EU plans 1.8 billion euro fund to curb influx of African migrants
BRUSSELS - The EU is setting up a 1.8-billion-euro ($2-billion) trust fund to help curb the influx of desperate migrants from Africa seeking a better life in Europe, European Commission head Jean-Claude Juncker said on Wednesday.
The new fund is "to address the crises in the Sahel and Lake Chad regions, the Horn of Africa, and the North of Africa," Juncker told the European Parliament in Strasbourg as he unveiled plans to cope with the biggest migrant crisis since World War II.
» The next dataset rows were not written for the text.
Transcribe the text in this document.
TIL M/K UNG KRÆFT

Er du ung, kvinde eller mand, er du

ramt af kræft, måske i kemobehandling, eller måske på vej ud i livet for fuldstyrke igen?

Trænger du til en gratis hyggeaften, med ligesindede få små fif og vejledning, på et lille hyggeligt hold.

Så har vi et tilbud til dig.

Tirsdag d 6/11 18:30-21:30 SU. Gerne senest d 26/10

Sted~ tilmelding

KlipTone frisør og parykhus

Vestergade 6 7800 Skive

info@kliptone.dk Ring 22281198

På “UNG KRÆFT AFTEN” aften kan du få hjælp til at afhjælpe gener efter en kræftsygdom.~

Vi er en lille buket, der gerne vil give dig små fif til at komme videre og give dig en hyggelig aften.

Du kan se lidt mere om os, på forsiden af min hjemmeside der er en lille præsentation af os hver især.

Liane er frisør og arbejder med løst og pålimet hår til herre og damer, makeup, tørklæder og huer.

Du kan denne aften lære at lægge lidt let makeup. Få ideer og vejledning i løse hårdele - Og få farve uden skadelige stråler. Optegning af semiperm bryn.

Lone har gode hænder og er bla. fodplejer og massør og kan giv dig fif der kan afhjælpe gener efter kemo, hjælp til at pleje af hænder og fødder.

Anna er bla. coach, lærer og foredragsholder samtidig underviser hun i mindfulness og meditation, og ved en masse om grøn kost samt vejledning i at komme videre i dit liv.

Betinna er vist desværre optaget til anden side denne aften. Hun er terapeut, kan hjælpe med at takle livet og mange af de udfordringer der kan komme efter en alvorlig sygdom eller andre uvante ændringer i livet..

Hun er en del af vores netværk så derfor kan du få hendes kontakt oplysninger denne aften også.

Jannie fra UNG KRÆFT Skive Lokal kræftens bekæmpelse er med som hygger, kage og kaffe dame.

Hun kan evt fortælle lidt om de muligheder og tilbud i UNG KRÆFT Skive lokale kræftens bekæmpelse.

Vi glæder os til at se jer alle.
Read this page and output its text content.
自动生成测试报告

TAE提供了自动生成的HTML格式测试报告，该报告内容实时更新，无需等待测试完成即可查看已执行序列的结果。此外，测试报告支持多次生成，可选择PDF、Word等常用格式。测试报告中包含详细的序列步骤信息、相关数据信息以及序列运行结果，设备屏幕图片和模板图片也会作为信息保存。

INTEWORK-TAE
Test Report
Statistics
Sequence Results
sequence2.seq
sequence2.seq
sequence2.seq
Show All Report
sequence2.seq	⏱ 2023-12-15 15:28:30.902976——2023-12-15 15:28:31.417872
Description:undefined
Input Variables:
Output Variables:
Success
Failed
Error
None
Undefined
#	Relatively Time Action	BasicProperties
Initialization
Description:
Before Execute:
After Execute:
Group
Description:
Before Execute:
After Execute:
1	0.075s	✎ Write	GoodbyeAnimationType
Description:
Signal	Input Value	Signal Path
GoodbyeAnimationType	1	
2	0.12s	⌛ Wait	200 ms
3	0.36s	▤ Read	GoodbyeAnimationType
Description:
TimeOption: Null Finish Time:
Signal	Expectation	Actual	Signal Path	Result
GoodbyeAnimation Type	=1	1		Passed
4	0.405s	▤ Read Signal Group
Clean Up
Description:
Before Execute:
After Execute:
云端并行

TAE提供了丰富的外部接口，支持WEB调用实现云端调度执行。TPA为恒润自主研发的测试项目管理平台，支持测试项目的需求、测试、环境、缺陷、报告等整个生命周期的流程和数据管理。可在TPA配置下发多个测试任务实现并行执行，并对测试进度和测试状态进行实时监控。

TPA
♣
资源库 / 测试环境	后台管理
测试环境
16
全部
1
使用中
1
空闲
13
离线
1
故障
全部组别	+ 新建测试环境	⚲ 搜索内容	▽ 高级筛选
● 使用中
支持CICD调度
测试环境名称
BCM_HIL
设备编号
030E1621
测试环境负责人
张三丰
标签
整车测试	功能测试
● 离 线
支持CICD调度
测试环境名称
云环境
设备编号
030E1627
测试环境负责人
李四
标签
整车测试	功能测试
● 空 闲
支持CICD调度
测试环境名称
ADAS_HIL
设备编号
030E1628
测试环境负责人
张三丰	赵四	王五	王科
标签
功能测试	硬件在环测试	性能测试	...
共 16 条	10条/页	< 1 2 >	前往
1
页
"We want to help create lasting stability, for instance by creating employment opportunities in local communities, and thereby address the root causes of destabilisation, forced displacement and illegal migration," he said.
The fund is also aimed at helping African nations improve migration management and fight traffickers, the EU said.
Most of the refugees flooding into Europe are fleeing war in Syria but waves of so-called economic migrants from many other countries have joined the flow.
Juncker said the trust fund would be financed by available money in the EU budget as well as voluntary contributions from national governments, although only Spain has pitched in so far.
"I am counting on the contribution of member states," Juncker said.
The goal is to have the fund fully established in time for the EU-African Union summit in Malta on November 11-12, he added.
In his speech, Juncker also urged EU nations to relocate 160,000 refugees as part of efforts to help overwhelmed front-line states such as Greece, Italy and Hungary.